Tufted Titmouse Treasure

Mantis Egg Case

Deneen and I were out on a snowshoe in the amazing deep snow we have here in southern New England and came upon this little titmouse in a blueberry bush. Titmice usually are shy around us.  This one, on contrast, stayed put even though we were pretty close when we noticed it.  The titmouse was intent on getting into an enlarged part of the stem of a blueberry plant.  It went at the spot with a great physicality bordering on violence, not something I think of when I see a titmouse. We watched it for more than ten minutes, my shutter clicking away (that usually scares off animals when that close).  It finally dropped to the ground after tearing apart whatever was attached to the stem, and pecked at something we could not see in the snow, then flew off.

Foamy insect egg case

After it left we took a look at what it was so determined to get into.  Below you can see the hole it made.  We had to look it up in Eiseman and Charney’s Tracks and Sign of Insects.  According to them this is the egg casing (called a ootheca) of a Chinese Mantis.  We have a few different kinds of mantis in the eastern US.  Each has a ootheca different enough to tell the species apart.  Mantis eggs overwinter in the ootheca, their parents having died when the weather gets cold.  They will emerge and instantly look for food in the spring.

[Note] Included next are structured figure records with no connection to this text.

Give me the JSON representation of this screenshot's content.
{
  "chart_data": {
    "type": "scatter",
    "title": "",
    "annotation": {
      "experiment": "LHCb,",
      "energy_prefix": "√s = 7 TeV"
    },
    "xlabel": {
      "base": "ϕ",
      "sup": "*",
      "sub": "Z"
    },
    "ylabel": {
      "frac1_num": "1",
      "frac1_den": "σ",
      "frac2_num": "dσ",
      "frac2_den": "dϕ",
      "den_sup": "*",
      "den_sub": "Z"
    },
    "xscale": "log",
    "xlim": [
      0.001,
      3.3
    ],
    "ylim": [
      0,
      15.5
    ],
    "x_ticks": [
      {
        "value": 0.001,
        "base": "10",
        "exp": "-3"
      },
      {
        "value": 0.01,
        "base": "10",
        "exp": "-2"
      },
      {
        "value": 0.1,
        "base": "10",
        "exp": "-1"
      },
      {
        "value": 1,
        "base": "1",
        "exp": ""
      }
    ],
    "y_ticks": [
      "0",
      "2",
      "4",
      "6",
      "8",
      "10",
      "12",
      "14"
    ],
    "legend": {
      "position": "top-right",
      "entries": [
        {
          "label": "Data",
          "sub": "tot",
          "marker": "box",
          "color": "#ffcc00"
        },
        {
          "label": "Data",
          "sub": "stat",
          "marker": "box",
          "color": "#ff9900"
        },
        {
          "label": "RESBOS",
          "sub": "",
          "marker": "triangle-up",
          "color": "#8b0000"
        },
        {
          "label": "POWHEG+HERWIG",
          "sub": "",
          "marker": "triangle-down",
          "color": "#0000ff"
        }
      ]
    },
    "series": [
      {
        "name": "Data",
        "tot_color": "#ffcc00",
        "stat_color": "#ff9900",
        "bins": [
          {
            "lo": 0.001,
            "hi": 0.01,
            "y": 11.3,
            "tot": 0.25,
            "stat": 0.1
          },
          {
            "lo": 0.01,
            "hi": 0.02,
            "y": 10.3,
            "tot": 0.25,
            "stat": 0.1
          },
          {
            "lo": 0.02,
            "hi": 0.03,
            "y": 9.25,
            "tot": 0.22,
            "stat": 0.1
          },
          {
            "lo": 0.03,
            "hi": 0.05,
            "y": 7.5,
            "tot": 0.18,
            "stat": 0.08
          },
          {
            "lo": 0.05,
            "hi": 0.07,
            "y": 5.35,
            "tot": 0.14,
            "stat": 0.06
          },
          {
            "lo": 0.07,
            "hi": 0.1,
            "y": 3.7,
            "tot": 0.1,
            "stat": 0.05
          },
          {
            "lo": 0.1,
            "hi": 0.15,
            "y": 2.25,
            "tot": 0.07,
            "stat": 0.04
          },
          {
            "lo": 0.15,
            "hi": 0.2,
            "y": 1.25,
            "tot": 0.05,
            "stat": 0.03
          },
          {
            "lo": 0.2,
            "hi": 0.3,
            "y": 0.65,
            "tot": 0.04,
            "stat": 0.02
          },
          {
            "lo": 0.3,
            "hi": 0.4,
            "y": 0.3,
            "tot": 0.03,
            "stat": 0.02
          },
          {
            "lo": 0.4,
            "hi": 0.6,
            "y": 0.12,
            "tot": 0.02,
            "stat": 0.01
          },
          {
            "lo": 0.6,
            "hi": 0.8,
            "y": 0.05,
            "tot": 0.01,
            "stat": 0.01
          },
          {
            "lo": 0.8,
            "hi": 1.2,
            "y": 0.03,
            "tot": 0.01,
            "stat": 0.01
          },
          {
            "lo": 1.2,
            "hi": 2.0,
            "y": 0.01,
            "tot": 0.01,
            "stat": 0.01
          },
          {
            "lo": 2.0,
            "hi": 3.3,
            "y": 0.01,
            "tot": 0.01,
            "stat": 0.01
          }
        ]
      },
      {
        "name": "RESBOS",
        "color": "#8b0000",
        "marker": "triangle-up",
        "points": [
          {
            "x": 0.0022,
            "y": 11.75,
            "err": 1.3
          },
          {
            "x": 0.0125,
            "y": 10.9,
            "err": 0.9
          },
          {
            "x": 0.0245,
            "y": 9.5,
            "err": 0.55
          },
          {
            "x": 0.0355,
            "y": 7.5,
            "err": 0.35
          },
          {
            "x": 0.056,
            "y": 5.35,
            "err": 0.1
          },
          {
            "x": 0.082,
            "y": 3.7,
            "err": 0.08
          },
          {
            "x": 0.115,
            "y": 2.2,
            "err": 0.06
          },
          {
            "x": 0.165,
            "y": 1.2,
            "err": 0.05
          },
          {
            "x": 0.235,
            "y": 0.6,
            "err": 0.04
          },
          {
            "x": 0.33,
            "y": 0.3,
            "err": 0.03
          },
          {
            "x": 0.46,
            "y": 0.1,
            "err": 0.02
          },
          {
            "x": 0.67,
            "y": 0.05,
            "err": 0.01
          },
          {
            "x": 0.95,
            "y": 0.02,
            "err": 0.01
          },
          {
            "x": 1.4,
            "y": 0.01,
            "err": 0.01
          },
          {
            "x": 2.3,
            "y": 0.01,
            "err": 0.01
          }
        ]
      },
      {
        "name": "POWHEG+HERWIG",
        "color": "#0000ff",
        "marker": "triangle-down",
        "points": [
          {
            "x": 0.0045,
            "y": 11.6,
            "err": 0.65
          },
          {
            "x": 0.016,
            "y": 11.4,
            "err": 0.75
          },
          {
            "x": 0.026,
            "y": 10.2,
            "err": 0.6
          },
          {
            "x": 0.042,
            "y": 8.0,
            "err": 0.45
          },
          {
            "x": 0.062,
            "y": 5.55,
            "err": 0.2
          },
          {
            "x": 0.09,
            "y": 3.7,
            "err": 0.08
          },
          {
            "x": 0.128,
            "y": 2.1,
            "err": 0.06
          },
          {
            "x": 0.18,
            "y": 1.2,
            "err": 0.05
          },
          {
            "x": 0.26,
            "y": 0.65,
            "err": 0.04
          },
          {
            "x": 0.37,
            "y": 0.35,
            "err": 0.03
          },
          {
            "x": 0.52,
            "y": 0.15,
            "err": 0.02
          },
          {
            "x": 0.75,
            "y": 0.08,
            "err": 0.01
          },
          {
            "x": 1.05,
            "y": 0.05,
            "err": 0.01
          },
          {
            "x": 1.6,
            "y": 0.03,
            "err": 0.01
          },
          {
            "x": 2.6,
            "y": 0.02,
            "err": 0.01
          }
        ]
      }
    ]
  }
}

The little bird got a good meal out of the hundreds of mantis eggs inside.  It was a hungry creature, calories are hard to come by this time of year and it takes a lot of them to get an animal weighing less than an ounce through a 2 degree night.

frothy insect sign

Often having a camera with me can disconnect me with the natural world a little.  And sometime, like this time, as I took pictures of the bird it slowed me down long enough to become determined to stay and see what the titmouse was doing and why.  Doing so gave us a cool mystery to solve when we got home.  Thanks Tufted Titmouse.